Fitness is different. It refers to the physical attributes you develop through training that allow you to perform activity. Fitness has several components:
- Endurance (Cardiovascular): Your body’s ability to use and deliver oxygen.
- Stamina (Muscular Endurance): Your body’s ability to store and use energy.
- Strength: The ability of your muscles to apply force.
- Flexibility: The range of motion available at a joint.
- Power: The ability to produce force quickly.
- Speed: The ability to complete a movement in minimal time.
- Coordination: Combining multiple movement patterns into one smooth action.
- Accuracy: Controlling direction and intensity of movement.
- Agility: Moving quickly from one movement pattern to another.
- Balance: Controlling your centre of gravity over your base of support.
Fitness comes from activity that stresses specific body systems.
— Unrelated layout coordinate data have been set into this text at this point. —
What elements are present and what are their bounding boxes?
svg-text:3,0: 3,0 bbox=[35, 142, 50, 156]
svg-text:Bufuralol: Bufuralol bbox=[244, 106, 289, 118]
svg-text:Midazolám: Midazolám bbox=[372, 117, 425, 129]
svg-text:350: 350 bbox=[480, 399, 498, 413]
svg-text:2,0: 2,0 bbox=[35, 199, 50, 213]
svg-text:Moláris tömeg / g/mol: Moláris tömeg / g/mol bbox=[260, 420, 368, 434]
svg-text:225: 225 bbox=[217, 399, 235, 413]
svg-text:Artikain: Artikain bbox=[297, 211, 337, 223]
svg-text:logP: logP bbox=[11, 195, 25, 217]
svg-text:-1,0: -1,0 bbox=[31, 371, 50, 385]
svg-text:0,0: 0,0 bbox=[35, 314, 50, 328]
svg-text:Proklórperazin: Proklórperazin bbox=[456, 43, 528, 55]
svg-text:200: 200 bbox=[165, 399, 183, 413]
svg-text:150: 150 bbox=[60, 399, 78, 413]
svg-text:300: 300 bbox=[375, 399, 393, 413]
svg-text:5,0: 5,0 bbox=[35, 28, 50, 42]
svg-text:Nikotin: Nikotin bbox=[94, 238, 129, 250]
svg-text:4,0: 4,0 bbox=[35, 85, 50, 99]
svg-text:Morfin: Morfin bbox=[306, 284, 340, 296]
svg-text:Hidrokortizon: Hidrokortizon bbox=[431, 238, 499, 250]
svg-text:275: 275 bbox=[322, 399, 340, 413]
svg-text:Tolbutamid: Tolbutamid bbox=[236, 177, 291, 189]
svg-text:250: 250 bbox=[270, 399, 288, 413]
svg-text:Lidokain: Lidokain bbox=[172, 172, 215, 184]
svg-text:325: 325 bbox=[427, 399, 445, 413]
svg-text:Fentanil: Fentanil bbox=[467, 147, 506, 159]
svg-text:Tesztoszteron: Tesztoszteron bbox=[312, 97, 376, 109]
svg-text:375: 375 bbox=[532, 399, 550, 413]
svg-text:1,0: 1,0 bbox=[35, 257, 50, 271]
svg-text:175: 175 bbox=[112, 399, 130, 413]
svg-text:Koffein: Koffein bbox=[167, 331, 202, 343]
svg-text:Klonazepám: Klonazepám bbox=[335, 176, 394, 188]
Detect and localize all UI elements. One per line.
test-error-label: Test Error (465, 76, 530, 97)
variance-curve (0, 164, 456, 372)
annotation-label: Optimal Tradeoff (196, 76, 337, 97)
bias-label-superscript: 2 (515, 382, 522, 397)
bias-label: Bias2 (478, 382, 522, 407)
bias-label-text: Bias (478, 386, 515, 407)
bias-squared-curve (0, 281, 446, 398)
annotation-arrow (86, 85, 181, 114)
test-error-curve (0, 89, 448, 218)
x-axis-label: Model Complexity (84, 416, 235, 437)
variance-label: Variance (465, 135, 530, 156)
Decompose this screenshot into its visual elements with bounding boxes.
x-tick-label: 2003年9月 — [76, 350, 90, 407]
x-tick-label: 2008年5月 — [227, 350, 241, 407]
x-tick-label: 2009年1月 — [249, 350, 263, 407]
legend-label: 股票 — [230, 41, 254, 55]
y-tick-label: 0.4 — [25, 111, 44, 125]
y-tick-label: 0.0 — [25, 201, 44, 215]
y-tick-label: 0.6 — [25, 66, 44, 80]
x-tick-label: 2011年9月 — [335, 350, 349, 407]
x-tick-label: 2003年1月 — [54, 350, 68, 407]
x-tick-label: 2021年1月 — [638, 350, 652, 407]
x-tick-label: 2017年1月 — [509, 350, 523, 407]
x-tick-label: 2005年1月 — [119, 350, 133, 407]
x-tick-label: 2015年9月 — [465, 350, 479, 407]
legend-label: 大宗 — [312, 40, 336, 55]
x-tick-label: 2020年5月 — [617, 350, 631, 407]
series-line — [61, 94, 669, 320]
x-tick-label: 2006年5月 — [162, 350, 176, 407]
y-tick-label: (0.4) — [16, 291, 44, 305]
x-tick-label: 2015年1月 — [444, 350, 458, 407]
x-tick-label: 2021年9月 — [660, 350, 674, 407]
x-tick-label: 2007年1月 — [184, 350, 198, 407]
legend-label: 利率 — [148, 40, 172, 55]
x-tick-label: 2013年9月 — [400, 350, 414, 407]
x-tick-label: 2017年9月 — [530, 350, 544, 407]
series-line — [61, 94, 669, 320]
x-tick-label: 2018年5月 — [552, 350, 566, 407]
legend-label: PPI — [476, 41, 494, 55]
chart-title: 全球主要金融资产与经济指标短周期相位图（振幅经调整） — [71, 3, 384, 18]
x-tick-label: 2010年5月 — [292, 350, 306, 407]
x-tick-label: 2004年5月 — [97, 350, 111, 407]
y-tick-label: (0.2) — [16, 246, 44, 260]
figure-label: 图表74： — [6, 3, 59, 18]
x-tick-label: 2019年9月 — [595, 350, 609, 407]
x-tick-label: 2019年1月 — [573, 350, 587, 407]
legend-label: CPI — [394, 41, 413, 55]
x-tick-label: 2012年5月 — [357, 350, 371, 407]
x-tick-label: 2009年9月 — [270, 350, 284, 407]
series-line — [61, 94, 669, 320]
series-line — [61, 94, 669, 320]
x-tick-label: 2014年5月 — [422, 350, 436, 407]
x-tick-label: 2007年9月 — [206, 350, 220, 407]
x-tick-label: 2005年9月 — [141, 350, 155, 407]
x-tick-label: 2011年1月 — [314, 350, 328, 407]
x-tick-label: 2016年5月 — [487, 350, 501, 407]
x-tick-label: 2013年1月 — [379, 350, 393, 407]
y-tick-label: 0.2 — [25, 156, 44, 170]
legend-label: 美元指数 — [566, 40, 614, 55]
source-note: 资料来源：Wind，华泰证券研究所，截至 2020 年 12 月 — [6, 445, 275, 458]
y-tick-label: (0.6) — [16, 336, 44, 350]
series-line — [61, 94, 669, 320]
Health comes from a lifestyle that supports every system — including nutrition, sleep, and stress management.
For example, a client who trains hard but eats mostly processed food is improving fitness but not health. Exercise alone cannot correct poor nutrition. Sound eating habits support the immune system, gut function, and long-term wellbeing in ways that exercise cannot replicate on its own.
The two work together. Regular exercise, when part of a consistent lifestyle, does support better health outcomes. However, the foundation is still nutrition — our health reflects thousands of daily food choices.
Whether you are starting out or getting back into a routine, it helps to ask: \”Am I working toward both fitness and health, or just one?\” A good Exercise Physiology programme addresses both sides. Talk to your Exercise Physiologist about setting health goals alongside fitness goals, and building a plan that covers physical, mental, and social wellbeing.